Création de valeurs européennes
Lors du dernier débat organisé le 6 juillet dernier pour les membres de l’Institut Montaigne, le journaliste Philippe Manière avait invité MM. Pascal Lamy, Philippe Camus et Guillaume Sarlat, le rapporteur du groupe de travail sur « ce que Bruxelles doit vraiment faire ». Il convient de retenir que José Manuel Durao, nouveau président de la Commission européenne, est invité à mettre en place une nouvelle politique de concurrence. Elle devra plus tenir compte des gains économiques que peuvent générer les fusions que des éventuelles concentrations de pouvoirs sur le territoire européen. Pascal Lamy souligne que cette culture est émergente car, dit-il, sur 2500 opérations de fusion en 20 ans, vingt seulement ont été refusées comme celle de Volvo-Scania. En effet, les nouveaux groupes ainsi formés accroissent leur concurrence face au reste du monde. Les avantages sont souvent certains pour les européens car ces fusions développent les interpénétrations industrielles entre les pays membres. Philippe Camus soulignait le cas d’Airbus qui représente le premier monopole européen avec des sous-traitants anglais, allemands, italiens, espagnols et mêmes américains. Bruxelles se plaît à défendre les intérêts d’Airbus face à Boeing.
Contrôle des subventions et de la protection sociale
Même si l’économie européenne vit actuellement à 90% sur elle-même, la croissance de la Chine, l’Inde et la Russie va modifier ce ratio. C’est pourquoi, la même rigueur du contrôle européen des subventions nationales doit être imposée aux états non membres qui commercent avec l’Europe. Car la délocalisation de l’industrie américaine se déroule dans des pays qui bénéficient de certaines subventions nationales spécifiques. Les exonérations récupérées par les filiales de ces entreprises devraient s’ajouter dans le calcul des avantages concurrentiels acquis dans leur pays d’origine.

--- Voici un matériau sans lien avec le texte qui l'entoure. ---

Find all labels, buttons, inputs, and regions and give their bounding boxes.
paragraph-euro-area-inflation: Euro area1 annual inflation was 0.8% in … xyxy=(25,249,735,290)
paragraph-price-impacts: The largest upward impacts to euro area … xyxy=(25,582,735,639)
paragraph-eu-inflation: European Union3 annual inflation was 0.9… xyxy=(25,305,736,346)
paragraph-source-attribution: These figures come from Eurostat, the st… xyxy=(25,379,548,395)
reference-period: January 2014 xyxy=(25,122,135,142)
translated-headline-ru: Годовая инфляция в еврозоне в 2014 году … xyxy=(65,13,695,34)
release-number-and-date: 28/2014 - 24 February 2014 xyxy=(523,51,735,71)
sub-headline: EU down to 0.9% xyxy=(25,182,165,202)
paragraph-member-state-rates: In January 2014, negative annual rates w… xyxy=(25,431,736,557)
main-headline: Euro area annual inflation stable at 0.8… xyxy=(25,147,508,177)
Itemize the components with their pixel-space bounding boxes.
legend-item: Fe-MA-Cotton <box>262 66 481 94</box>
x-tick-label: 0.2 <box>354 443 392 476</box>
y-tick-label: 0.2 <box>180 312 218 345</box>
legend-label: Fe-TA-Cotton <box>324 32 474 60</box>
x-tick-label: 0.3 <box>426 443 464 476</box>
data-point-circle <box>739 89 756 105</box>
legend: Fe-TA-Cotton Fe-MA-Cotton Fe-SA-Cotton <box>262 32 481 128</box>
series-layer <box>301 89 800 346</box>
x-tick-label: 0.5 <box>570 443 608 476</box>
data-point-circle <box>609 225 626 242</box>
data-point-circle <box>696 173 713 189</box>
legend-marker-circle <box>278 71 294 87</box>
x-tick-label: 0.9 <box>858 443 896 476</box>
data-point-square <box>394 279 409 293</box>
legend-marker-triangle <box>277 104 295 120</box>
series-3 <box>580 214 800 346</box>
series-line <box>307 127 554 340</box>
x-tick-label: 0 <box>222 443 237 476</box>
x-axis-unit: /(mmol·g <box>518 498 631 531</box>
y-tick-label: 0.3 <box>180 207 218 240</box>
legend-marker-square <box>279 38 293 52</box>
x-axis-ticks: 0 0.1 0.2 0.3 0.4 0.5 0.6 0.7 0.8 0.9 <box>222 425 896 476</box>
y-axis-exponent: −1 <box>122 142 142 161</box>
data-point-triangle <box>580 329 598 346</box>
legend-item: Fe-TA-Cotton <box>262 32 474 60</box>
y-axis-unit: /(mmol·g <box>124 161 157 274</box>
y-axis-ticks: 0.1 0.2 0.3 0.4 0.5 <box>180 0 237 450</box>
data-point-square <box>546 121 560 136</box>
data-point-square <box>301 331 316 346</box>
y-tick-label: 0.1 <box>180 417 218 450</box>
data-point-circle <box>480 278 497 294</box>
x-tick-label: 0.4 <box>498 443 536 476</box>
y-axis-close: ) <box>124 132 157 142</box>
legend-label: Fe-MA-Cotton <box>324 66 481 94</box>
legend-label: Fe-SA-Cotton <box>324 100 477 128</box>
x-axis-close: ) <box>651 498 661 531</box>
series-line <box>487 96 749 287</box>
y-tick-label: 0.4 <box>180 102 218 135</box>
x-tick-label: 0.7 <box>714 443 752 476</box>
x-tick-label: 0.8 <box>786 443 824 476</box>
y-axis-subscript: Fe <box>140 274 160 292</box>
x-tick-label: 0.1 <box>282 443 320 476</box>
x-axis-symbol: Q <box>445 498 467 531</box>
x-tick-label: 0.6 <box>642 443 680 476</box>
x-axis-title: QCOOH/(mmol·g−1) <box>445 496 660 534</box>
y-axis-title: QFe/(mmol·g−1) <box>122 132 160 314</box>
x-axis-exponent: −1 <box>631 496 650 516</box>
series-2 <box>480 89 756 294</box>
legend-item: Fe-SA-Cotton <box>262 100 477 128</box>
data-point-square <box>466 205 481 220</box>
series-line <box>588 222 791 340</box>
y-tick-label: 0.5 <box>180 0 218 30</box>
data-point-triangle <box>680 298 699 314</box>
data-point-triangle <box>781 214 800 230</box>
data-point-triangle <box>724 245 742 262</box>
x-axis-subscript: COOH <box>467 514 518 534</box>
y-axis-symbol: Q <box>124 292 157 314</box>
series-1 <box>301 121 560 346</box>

Enfin la dérégulation des marchés publics doit être accompagnée d’une politique sociale et territoriale volontaire. C’est sans doute le ciment de l’identité européenne qui édifiera un sentiment de fierté entre tous ses citoyens. Car les plus défavorisés verront leur liberté et leur santé protégées dans une communauté pacifique. C’est pourquoi Philippe Camus reste persuadé que la montée des nationalismes ne trouvera son faîte qu’avec des entreprises nationales pan-européennes. L’Europe souveraine et vainqueur aura aussi exporté ses valeurs chez ses principaux partenaires.